I cant go into everything but he has been in trouble with the law so many times it is ridiculous. I feel like i am married to a child who refuses to grow up. a few months ago i started talking to a guy i have known for 20 yrs. we dated as teens. I took his virginity  he messaged me on fb and we clicked. It spiraled from ther, he lives 3 states away from me and went through the alcoholisim with his ex too so he left and we commiserated together. I broke up with him back then to be with my sons father , my first husband, stupid mistake. he made me fell alive, he listend to me, he cared about me and got me to do and say things i have never done with anyone. 
I told my husband i want out several times, i even told him i am not in love with him anymore but he still wont change or even try to save us. i have only stayed for my child who is almost 14. I wanted desperatly to be with this other guy but me being married is an huge issue for him so we have not went any further. in fact he cut off our relationship because we have feelings for eachother and cant act on them until i am out of this hell of a marriage, even then idk if we will be together, and i dont care at this point, i need out for my own sanity but my child does not want to leave the only home she has ever known and i feel like a horrible parent staying and horrible for leaving . I dont know what to do. and now i am nursing a broken heart on top of it. i would give anything for my husband to be to me what the other man was but he wont. He has pushed me so far out the door. I am out of tries, u cant make a marriage work by yourself.


----------



## alphaomega (Nov 7, 2010)

How do you know your child doesn't want to leave? Living with a big white elephant in the living room...aka...alchoholic and drug user, is not the best environment for your child. Been there as a kid myself. No matter how happy your kids thinks things are, this stuff messes them up. And they don't really know any different. What a stable home is, that is. 

Read up on adult children of alchoholics, to get an idea what this kind of environment is doing to your kid. 

Plus, your husband won't change until he hits rock bottom. You turning the other cheek or brushn things under the table finding excuses to stay is called enablement. 
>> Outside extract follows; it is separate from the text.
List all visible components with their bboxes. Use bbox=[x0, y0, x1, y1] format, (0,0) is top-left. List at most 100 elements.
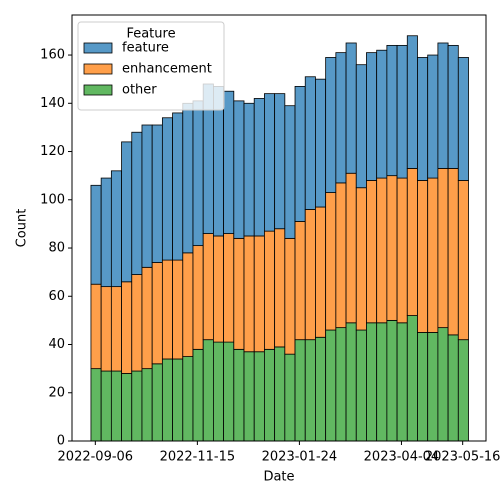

Battery dying. I'll post more later. Remember to take care of yourself too.
_Posted via Mobile Device_


----------



## wife2 (Nov 22, 2011)

I HAVE talked to her about it, she sees all of it, she says she wants him to leave, she dont want to leave her home and she doesnt want to be like her friends and switch between houses, but i told her, i cant live like this either. she is too young to fully understand how badly i need out of this. he has made her cry going to school in the morning by calling me a ***** in front of her, my oldest has almost hit him because of his attitude trwad me. I do not want to play mediater between my kids and there dad cuz like i told him, THEY will win every time! 
I know all about alcoholic childhoods, i grew up in one, my mom finally left him but he hit us, alot! my husband has never laid a hand on the kids. He has smacked me before, but i have to him too. we have had some knock down drag outs, I busted his nose. He makes me someone i dont want to be, I am NOT a battered women and NEVER will be, therin lies the problem, i cant allow a man to hit me or talk to me the way he does. I fight back and this is not healthy for her to see. I just need to feel like a decent mom but i want her to feel secure as well?


----------